5. Contrairement à ce que soutient le requérant, l'arrêté contesté est exclusivement motivé par la circonstance que le comportement de M. A serait susceptible de présenter un danger pour lui-même ou pour autrui, nonobstant la circonstance que l'arrêté du 13 janvier 2023 vise le bulletin n° 2 de son casier judiciaire.

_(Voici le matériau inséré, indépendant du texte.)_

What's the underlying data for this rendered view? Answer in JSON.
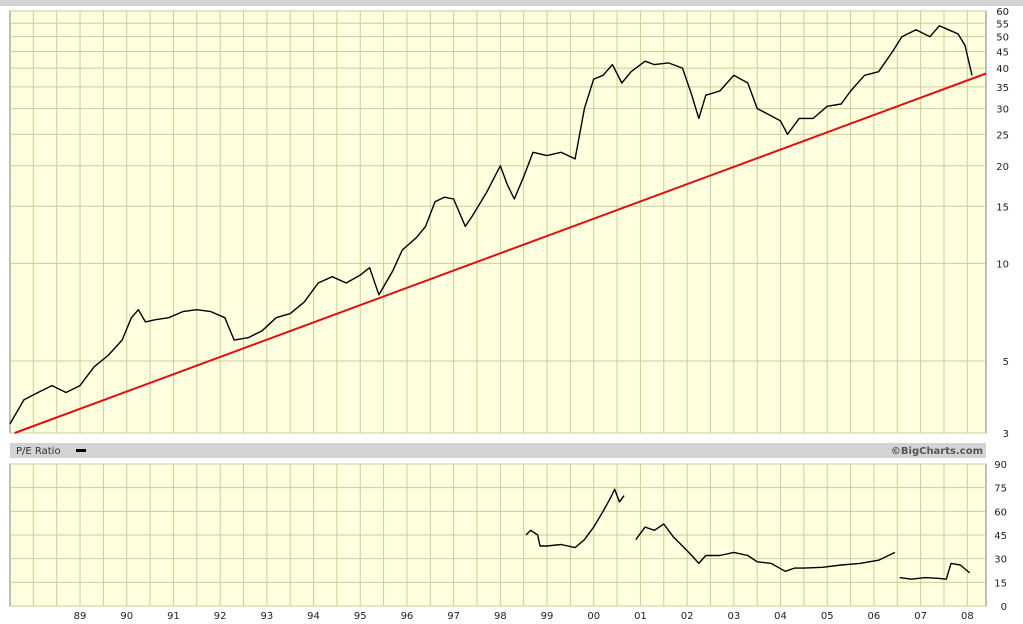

En tout état de cause, dès lors que figurait au bulletin n° 2 du casier judiciaire de M. A la mention d'une condamnation pour l'infraction mentionnée par les dispositions précitées de l'article 322-6 du code pénal, le préfet de l'Indre était tenu de refuser de prononcer la mainlevée de son inscription au fichier national des interdits d'acquisition et de détentions d'armes, alors même que le juge judiciaire avait limité la durée de l'interdiction de détenir ou de porter une arme prononcée à titre de peine complémentaire à une année.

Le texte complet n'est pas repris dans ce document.